Juru bicara KPK Budi Prasetyo. Foto: Antara.
KPK Dalami Komunikasi Tersangka Kasus Perpajakan Jakut
Candra Yuri Nuralam • 1 April 2026 07:48
Jakarta: Komisi Pemberantasan Korupsi (KPK) membeberkan hasil pemeriksaan PNS KPP Madya Jakarta Utara Refo Negoto Abraradi (RNA), pada Selasa, 31 Maret 2026. Penyidik meminta Refo menejlaskan komunikasinya dengan tersangka dalam kasus dugaan suap terkait pemeriksaan pajak pada KPP Madya Jakarta Utara - Ditjen Pajak, Kementerian Keuangan, periode 2021-2026.
“Saksi didalami komunikasi dan pengetahuannya ya terkait dengan perkara ini ya.
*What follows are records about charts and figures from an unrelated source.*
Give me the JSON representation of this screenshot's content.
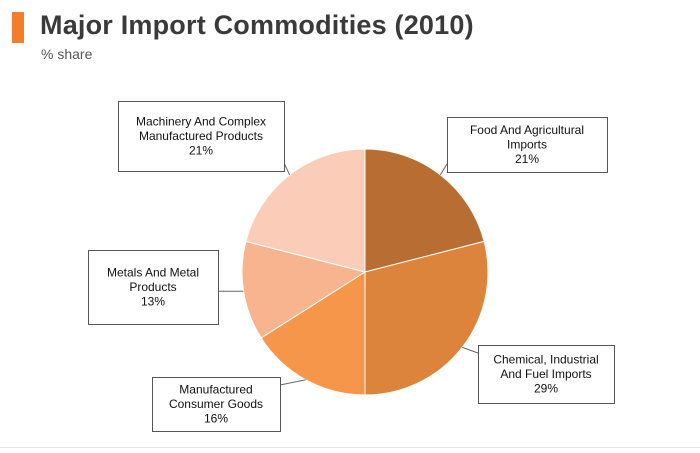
{
  "header": {
    "title": "Major Import Commodities (2010)",
    "subtitle": "% share"
  },
  "colors": {
    "accent": "#f47c2a"
  },
  "chart_data": {
    "type": "pie",
    "title": "Major Import Commodities (2010)",
    "subtitle": "% share",
    "legend": "none",
    "slices": [
      {
        "label_lines": [
          "Food And Agricultural",
          "Imports"
        ],
        "value_label": "21%",
        "value": 21,
        "color": "#b86e32"
      },
      {
        "label_lines": [
          "Chemical, Industrial",
          "And Fuel Imports"
        ],
        "value_label": "29%",
        "value": 29,
        "color": "#dd843c"
      },
      {
        "label_lines": [
          "Manufactured",
          "Consumer Goods"
        ],
        "value_label": "16%",
        "value": 16,
        "color": "#f6964a"
      },
      {
        "label_lines": [
          "Metals And Metal",
          "Products"
        ],
        "value_label": "13%",
        "value": 13,
        "color": "#f7b48e"
      },
      {
        "label_lines": [
          "Machinery And Complex",
          "Manufactured Products"
        ],
        "value_label": "21%",
        "value": 21,
        "color": "#fbcdb8"
      }
    ]
  }
}
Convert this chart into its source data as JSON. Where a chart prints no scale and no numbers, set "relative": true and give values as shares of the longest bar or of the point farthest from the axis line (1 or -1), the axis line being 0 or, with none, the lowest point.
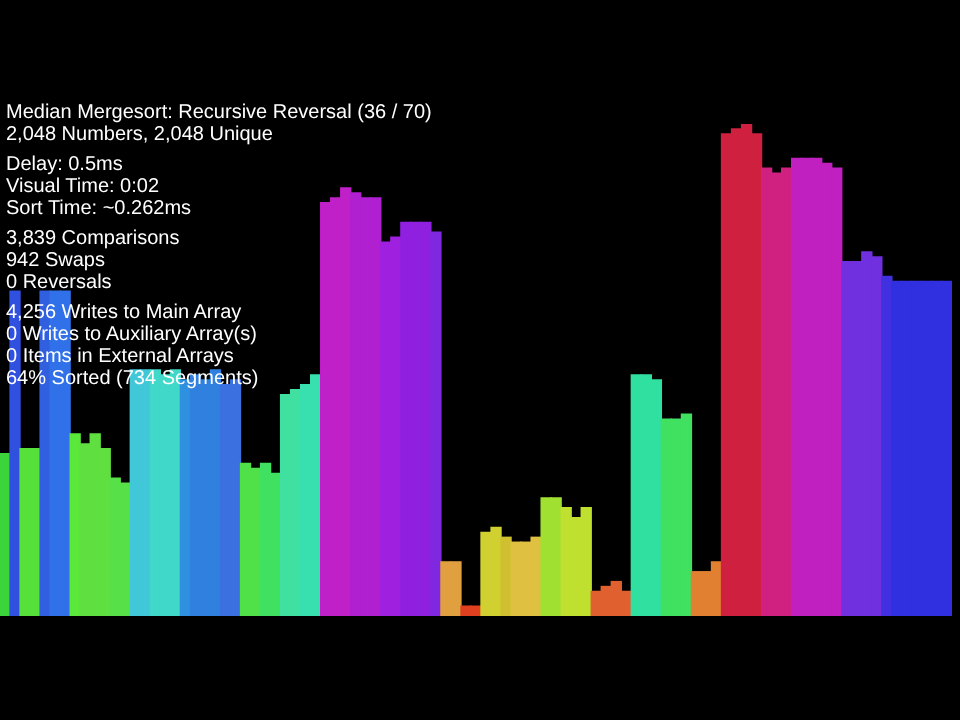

Komunikasi yang dilakukan saksi kepada para tersangka,” kata juru bicara KPK Budi Prasetyo di Gedung Merah Putih KPK, Jakarta Selatan, dikutip pada Rabu, 1 April 2026.
Budi enggan memerinci detil jawaban Refo kepada penyidik. Komunikasi dengan salah satu tersangka dalam kasus ini penting untuk dijadikan bahan pembuktian perkara.
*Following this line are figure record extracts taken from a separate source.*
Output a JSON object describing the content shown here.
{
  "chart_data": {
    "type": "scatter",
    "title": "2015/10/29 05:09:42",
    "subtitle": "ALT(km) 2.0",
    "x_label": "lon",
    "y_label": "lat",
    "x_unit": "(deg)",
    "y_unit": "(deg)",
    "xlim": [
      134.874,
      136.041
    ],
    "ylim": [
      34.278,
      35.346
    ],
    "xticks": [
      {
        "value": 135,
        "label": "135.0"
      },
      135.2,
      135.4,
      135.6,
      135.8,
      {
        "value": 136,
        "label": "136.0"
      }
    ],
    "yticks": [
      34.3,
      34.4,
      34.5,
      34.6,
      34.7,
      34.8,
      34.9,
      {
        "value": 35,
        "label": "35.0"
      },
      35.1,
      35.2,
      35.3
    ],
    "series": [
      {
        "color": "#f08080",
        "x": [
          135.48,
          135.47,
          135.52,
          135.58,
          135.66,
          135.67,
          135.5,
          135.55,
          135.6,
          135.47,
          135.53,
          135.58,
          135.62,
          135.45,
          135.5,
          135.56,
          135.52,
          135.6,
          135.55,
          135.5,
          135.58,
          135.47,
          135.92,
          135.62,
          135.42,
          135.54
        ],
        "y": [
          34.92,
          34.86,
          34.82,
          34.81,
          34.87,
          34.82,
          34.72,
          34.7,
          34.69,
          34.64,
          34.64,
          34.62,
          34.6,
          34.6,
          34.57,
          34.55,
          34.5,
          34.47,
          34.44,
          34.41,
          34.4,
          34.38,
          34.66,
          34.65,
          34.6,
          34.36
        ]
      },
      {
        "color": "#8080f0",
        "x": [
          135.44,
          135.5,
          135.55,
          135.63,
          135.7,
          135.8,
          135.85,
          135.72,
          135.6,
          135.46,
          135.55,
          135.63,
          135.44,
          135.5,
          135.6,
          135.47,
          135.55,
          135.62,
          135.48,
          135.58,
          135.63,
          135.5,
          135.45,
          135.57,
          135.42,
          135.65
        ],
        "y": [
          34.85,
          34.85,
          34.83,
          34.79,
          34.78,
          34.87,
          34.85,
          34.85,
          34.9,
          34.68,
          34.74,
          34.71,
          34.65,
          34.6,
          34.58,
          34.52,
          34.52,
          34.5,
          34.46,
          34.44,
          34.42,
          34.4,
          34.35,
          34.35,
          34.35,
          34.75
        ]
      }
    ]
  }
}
“Tentu informasi ini juga sangat penting ya sehingga kita bisa melihat ya simpul dari proses bisnis atau mekanisme pemeriksaan pajak yang dilakukan di KPP Madya Jakarta Utara ini seperti apa. Mengapa kemudian ada dugaan tindak pidana korupsi ya dalam proses pemeriksaan pajak tersebut,” ujar Budi.
Dalam kasus ini, Abdul dan Edy merupakan pihak pemberi suap. Sementara itu, Dwi, Agus, dan Askop merupakan tersangka penerima suap.
(1).jpeg)
Gedung Merah Putih. Foto: Metrotvnews.com/Candra.
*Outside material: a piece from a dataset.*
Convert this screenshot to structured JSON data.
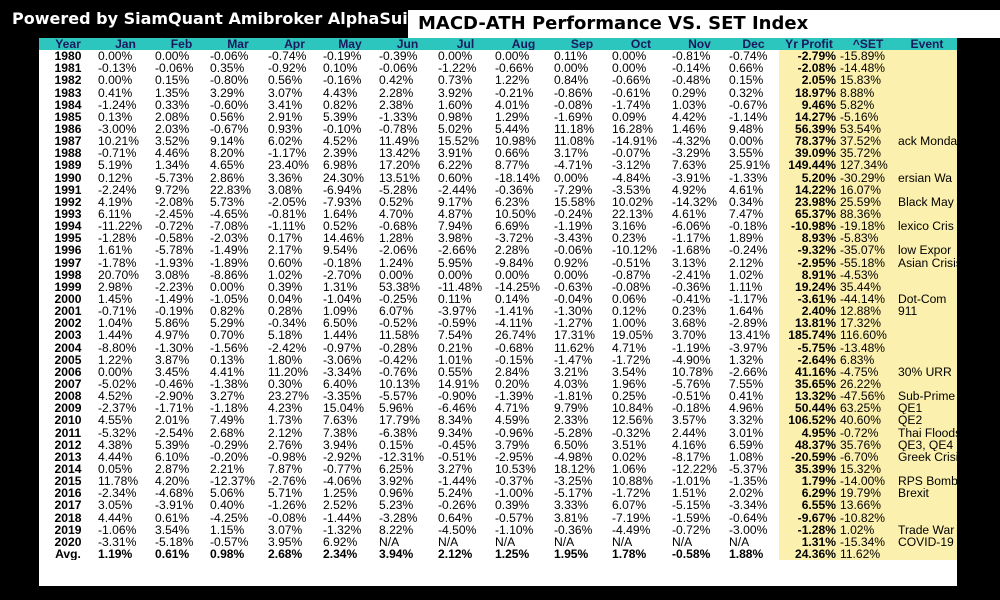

Tersangka pemberi disangkakan melanggar Pasal 12 huruf a atau huruf b atau Pasal 12B Undang - Undang Nomor 31 Tahun 1999 tentang Pemberantasan Tindak Pidana Korupsi sebagaimana telah diubah dengan Undang-Undang Nomor 20 Tahun 2001 tentang Perubahan atas Undang-Undang Nomor 31 Tahun 1999 Tentang Pemberantasan Tindak Pidana Korupsi atau Pasal 606 ayat (2) Undang-Undang Nomor 1 Tahun 2026 tentang Penyesuaian Pidana Jo Pasal 20 Undang-Undang Nomor 1 Tahun 2023 tentang Kitab Undang-Undang Hukum Pidana (KUHP).
Sementara itu, tersangka pemberi disangkakan melanggar Pasal 5 ayat (1) huruf a atau huruf b atau Pasal 13 Undang-Undang Nomor 31 Tahun 1999 sebagaimana telah diubah dengan Undang-Undang Nomor 20 Tahun 2001 tentang Pemberantasan Tindak Pidana Korupsi Jo Pasal 20 Undang-Undang Nomor 1 Tahun 2023 tentang Kitab Undang-Undang Hukum Pidana (KUHP).